Removing the Kimono by Anne M. Carson
Hybrid Publishers, 2013
Every poem in Anne M. Carson’s collection is appealing on account of the distinctive cast of mind revealed in a precise language that registers the author’s alertness to all senses. Three groups of poems establish a pattern of mortality and rebirth, of natural forces and human emotions.
Carson’s poems are pellucid and direct, and the book reflects a poise and assuredness of expression that is reflected in the circularity of the poems. Loss looms large in Carson’s thought – as with Elizabeth Bishop, with whose poems (‘The Art of Losing’ and the ‘Waiting Room’, especially) I observe a beautiful symmetry of mood and balance in Carson’s work. The language is precise, admirably considered and restrained; unlike any other I’ve recently read on receptiveness to transience, the numinous and grief. She’s right to append each section with lines by Basho, and to conclude with a verse by Rumi on a world ‘too full to talk about’.
The early poem ‘The rain of bodies’ records the fall of birds to hunters’ guns. ‘The Crucible’, focusing on destruction by fire of a loved house, imprints on my mind the same sensation as that of pioneer American poet Anne Bradstreet’s on her loss of home. Elsewhere in the first section, Carson notes the uncanny way that cows ‘read’ ley-lines and align themselves with latitude. There are joyful surprises in both the observations and her way of saying. Of her father’s death, she writes ‘Around us, inside us, / molecules rearrange, adjust to his dying’.
Carson’s love for her husband, and his for her, takes strength from their passion for nature. She writes ‘We know each other by touch, by Braille’, and on his lingering death, she speaks of literally returning by boat ‘into a dusk prodigious with light’ and ponders ‘Could dying be like stepping into the numinous?’ How close this tone is to that of so many of Denise Levertov’s profound meditations: I’m continually struck by how rich Carson’s poems are. And how exactly right her similes and metaphors: flying over Lake Eyre, she sees the landform extend ‘like an enormous Miró canvas’, and reflects on her and her fading husband’s lives. ‘The further we go the less substance. The parallel is not lost on me’.
Carson contrasts the way animals die: ‘so well – at home in the world, snug under the cover of darkness – no complaint, only a foetal curl, a sigh, letting it come as it will’. The title poem of the collection finds her empty of grief, as the kimono of mourning is reverentially taken from her and put away with other garments. She states ‘Unmade, I prepare to start / over, alone on tatami’.
Carson takes up a fire motif in the third section, observing the regeneration of vegetable life after loss.
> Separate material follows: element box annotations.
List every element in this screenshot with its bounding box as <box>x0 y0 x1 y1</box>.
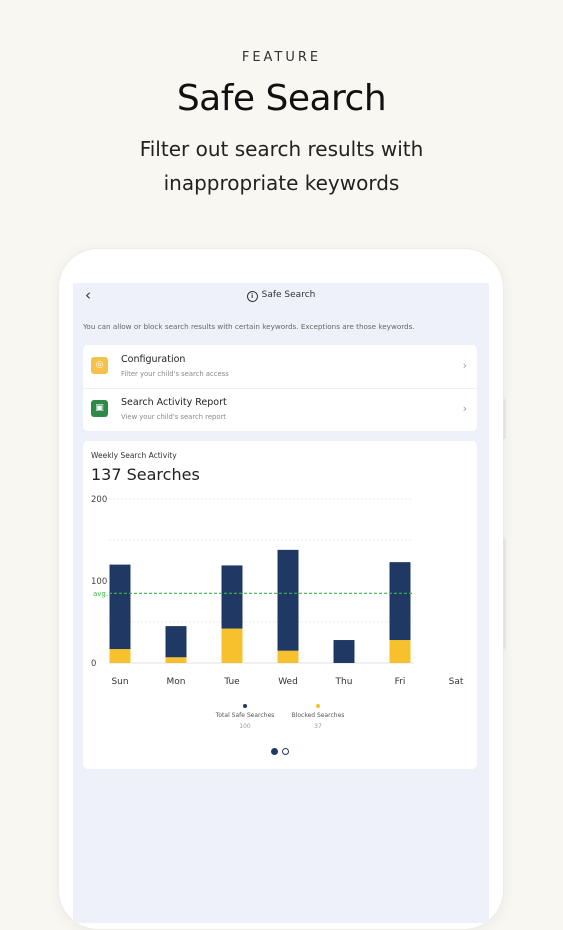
app-screen: ‹ i Safe Search You can allow or block se… <box>73 283 489 923</box>
menu-item-title: Configuration <box>121 354 186 365</box>
weekly-search-chart: 200 100 0 Sun Mon Tue Wed Thu Fri Sat avg. <box>91 495 464 687</box>
legend-name: Total Safe Searches <box>215 712 275 719</box>
settings-icon: ◎ <box>91 357 108 374</box>
y-tick-label: 200 <box>91 495 107 505</box>
chevron-right-icon: › <box>462 359 467 372</box>
app-bar: ‹ i Safe Search <box>73 283 489 313</box>
bar-segment <box>109 649 131 663</box>
x-tick-label: Wed <box>278 677 298 687</box>
menu-item-configuration[interactable]: ◎ Configuration Filter your child's sear… <box>83 345 477 389</box>
info-icon: i <box>246 291 258 302</box>
legend-name: Blocked Searches <box>291 712 345 719</box>
menu-item-search-activity-report[interactable]: ▣ Search Activity Report View your child… <box>83 388 477 431</box>
menu-item-description: View your child's search report <box>121 413 226 421</box>
report-icon: ▣ <box>91 400 108 417</box>
x-tick-label: Sun <box>111 677 128 687</box>
phone-side-button <box>503 539 506 649</box>
legend-dot <box>316 704 320 708</box>
legend-item-safe: Total Safe Searches 100 <box>205 704 285 730</box>
x-tick-label: Fri <box>395 677 406 687</box>
bar-segment <box>109 564 131 650</box>
hero-subtitle-line2: inappropriate keywords <box>163 171 400 195</box>
menu-item-title: Search Activity Report <box>121 397 227 408</box>
chart-pager <box>83 740 477 759</box>
intro-text: You can allow or block search results wi… <box>83 322 415 331</box>
phone-side-button <box>503 399 506 439</box>
weekly-activity-card: Weekly Search Activity 137 Searches 200 1… <box>83 441 477 769</box>
chevron-left-icon[interactable]: ‹ <box>85 286 91 304</box>
bar-segment <box>333 640 355 663</box>
app-bar-title: i Safe Search <box>73 290 489 302</box>
legend-item-blocked: Blocked Searches 37 <box>278 704 358 730</box>
pager-dot-active[interactable] <box>271 748 278 755</box>
legend-value: 100 <box>239 723 251 730</box>
bar-segment <box>221 628 243 663</box>
x-tick-label: Sat <box>449 677 464 687</box>
bar-segment <box>389 562 411 641</box>
bar-segment <box>277 650 299 663</box>
bar-segment <box>165 657 187 663</box>
app-bar-title-text: Safe Search <box>261 290 316 300</box>
chevron-right-icon: › <box>462 402 467 415</box>
hero-subtitle: Filter out search results with inappropr… <box>0 132 563 200</box>
bar-segment <box>221 565 243 629</box>
bar-segment <box>165 626 187 658</box>
bar-segment <box>389 640 411 663</box>
legend-value: 37 <box>314 723 322 730</box>
chart-caption: Weekly Search Activity <box>91 451 177 460</box>
search-total: 137 Searches <box>91 465 200 484</box>
menu-card: ◎ Configuration Filter your child's sear… <box>83 345 477 431</box>
menu-item-description: Filter your child's search access <box>121 370 229 378</box>
hero-kicker: FEATURE <box>241 50 322 65</box>
bar-segment <box>277 549 299 651</box>
phone-frame: ‹ i Safe Search You can allow or block se… <box>58 248 506 930</box>
x-tick-label: Mon <box>167 677 186 687</box>
pager-dot[interactable] <box>282 748 289 755</box>
x-tick-label: Tue <box>223 677 240 687</box>
hero-subtitle-line1: Filter out search results with <box>139 137 424 161</box>
y-tick-label: 100 <box>91 577 107 587</box>
average-label: avg. <box>93 590 108 598</box>
x-tick-label: Thu <box>335 677 353 687</box>
legend-dot <box>243 704 247 708</box>
y-tick-label: 0 <box>91 659 96 669</box>
hero-title: Safe Search <box>176 78 387 119</box>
In the poem ‘the eloquence of seeds’, ‘Eucalypts have put on sleeves – pressure bandages on burns’, and ‘a moss poultice covers the earth’. Solid spears of regrowth ‘rear into space, fields of lingams insisting on existence’. She continues; ‘I want / to be told it again and again, until I know it by heart’. An ensuing poem ‘On giving away your old red scarf’, reprises earlier poems in the collection on the image of a Brahmin kite rising: ‘a russet scarf disappearing into blue’. The balance is extraordinary, evidence of a meticulous sequence of poems.
Travel poems in the third section concern early journeys abroad – to Berlin, and Lisieux, as well as more recent travels to the Sydney Biennale (where ‘the relics of industry’ are ‘a latter-day version of ruins’), Malaysia, and return to Balnarring Beach in Victoria, the setting of an earlier poem ‘The birds engrave circles’ – reinforcing the sense of endings recalling beginnings. A poem on the reported death of her first husband finds her unmoved: she had already buried ‘the body of our marriage’, enabling her to remark ‘Twice bereaved by you and never once / your widow’. A poem about hearing, as a child and with her grandmother, a broadcast of the hanging of Ronald Ryan (the last person to be legally executed in Australia) established her first awakening to mortality and fear of dying. She recalls the thought ‘So this is what they do, grown-ups, I mean, / This is what they’re like // out there in the world.
Removing the Kimono is a book of intense honesty, recorded thought and experience. It’s an irresistibly attractive collection which I believe, will be long admired by everyone who reads it.